When Aneira Thomas, the first baby born in the NHS – who went on to have a 28-year career as a nurse, recently saw a statue in Cardiff of the man who designed the health service, she cried.
The statue of Aneurin Bevan had an orange traffic cone on its head. But it wasn’t the cone that upset Aneira.
She was travelling to London, at the invitation of nurses and junior doctors, to talk about the origins of the NHS in light of current cuts to services.
“I was thinking I was going up there to speak about him, and my gratitude to him for what he gave to Britain. He protected us,” she said.
Aneira, who was born at one minute past midnight on Monday 5 July 1948, is now approaching her 70th birthday – as is the NHS.
It was at Unison’s annual health conference in Brighton this week that she recounted seeing the statue of the Welsh politician, often referred to as the architect of the NHS.
During her speech, to an audience of union members who were about to begin three days of debate about campaigning matters, she spoke of her love for the health service, both personally and professionally.
“The NHS was revolutionary. It changed lives for the better,” she said, remembering a story from the 1930s about her family’s piano having to be sold to pay the doctor to operate on her grandfather’s broken leg.
“Maybe it was destiny; I worked for 28 years as a nurse in a mental health hospital,” she went on to say. “Every day was a challenge” working in a hospital with patients with conditions such as psychosis, schizophrenia and severe depression, she said, adding: “It was hard work. But I loved it”.
“Aneira also owes her life, and those of her two children, to the NHS”
Her four older sisters also worked in the profession – and one is still nursing to this day. And her two aunts were matrons during the ’50s, ’60s and ’70s. “So we’ve given a lot of TLC, I hope,” she told the conference.

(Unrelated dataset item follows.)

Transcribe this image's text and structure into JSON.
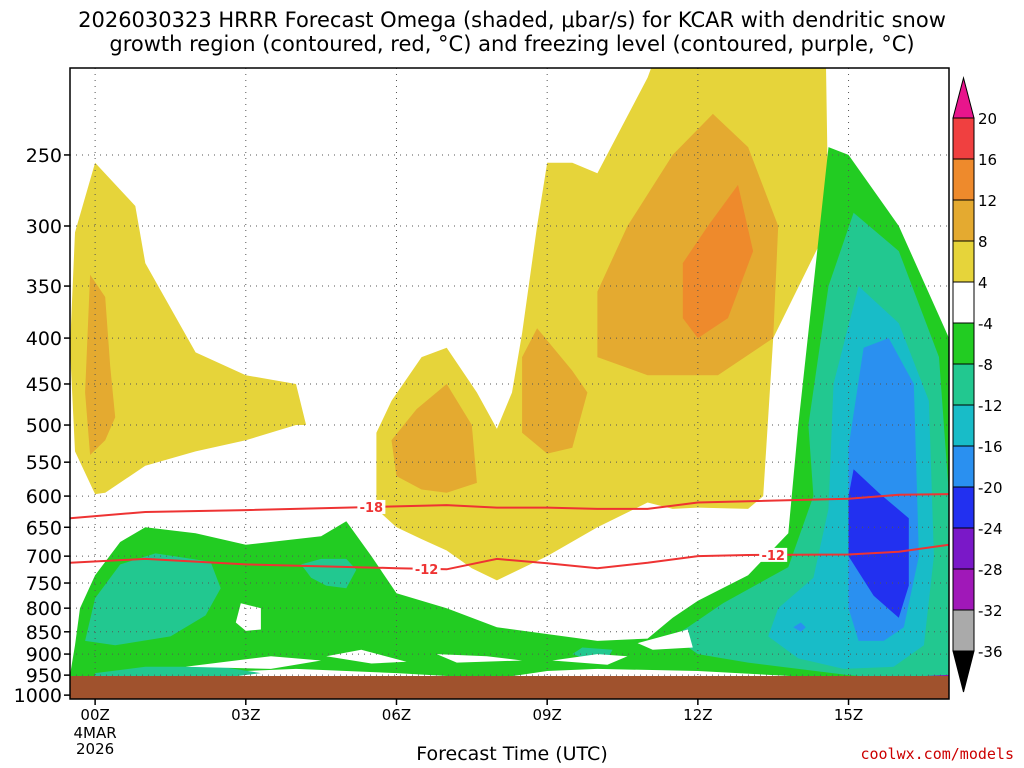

Aneira also owes her life, and those of her two children, to the NHS – she suffers from anaphylaxis, and they have both had brain haemorrhages.
But beneath her heartfelt tributes to those who campaign for the NHS, and the thanks to staff who had cared for her and her family, you could sense the frustration.
She made some pointed remarks about underinvestment in the service today and the pay freezes that employees – including her paramedic daughter – have had to endure.
“We know the NHS is underfunded and the money is there. We know staff are overworked and underpaid. We know that services have been cut and that this is the government that has caused it,” she said.
“The NHS would not ever have come into being without long meetings and liaising with health professionals”
Considering the audience of union reps and campaigners, it would have been easy for Aneira to end her speech with a tirade about the dismantling of NHS services and staff working conditions.
But she didn’t. Instead, she chose to calmly remind the audience of a passage from Michael Foot’s biography of Aneurin Bevan.
“The NHS would not ever have come into being without long meetings and liaising with health professionals.
“It was designed with a recruitment drive to employ doctors, nurses, midwives, medics, and to improve salaries.
“This figured prominently in the plan, and, looking further ahead to end the exploitation of nurses and hospital workers, which had prevailed almost unchallenged for generations,” she said, urging the conference delegates to keep fighting for the service they believed in.
At a time when severe pressure on staff and services has become an everyday experience, it felt important to be reminded of some of the straightforward reasons why a statue in Cardiff with a cone on its head could make someone cry: the NHS was designed to change lives for the better, for both patients and staff.
In 2018, in the service’s 70th birthday year, maybe it’s acceptable to bring both tears and celebrations to the party.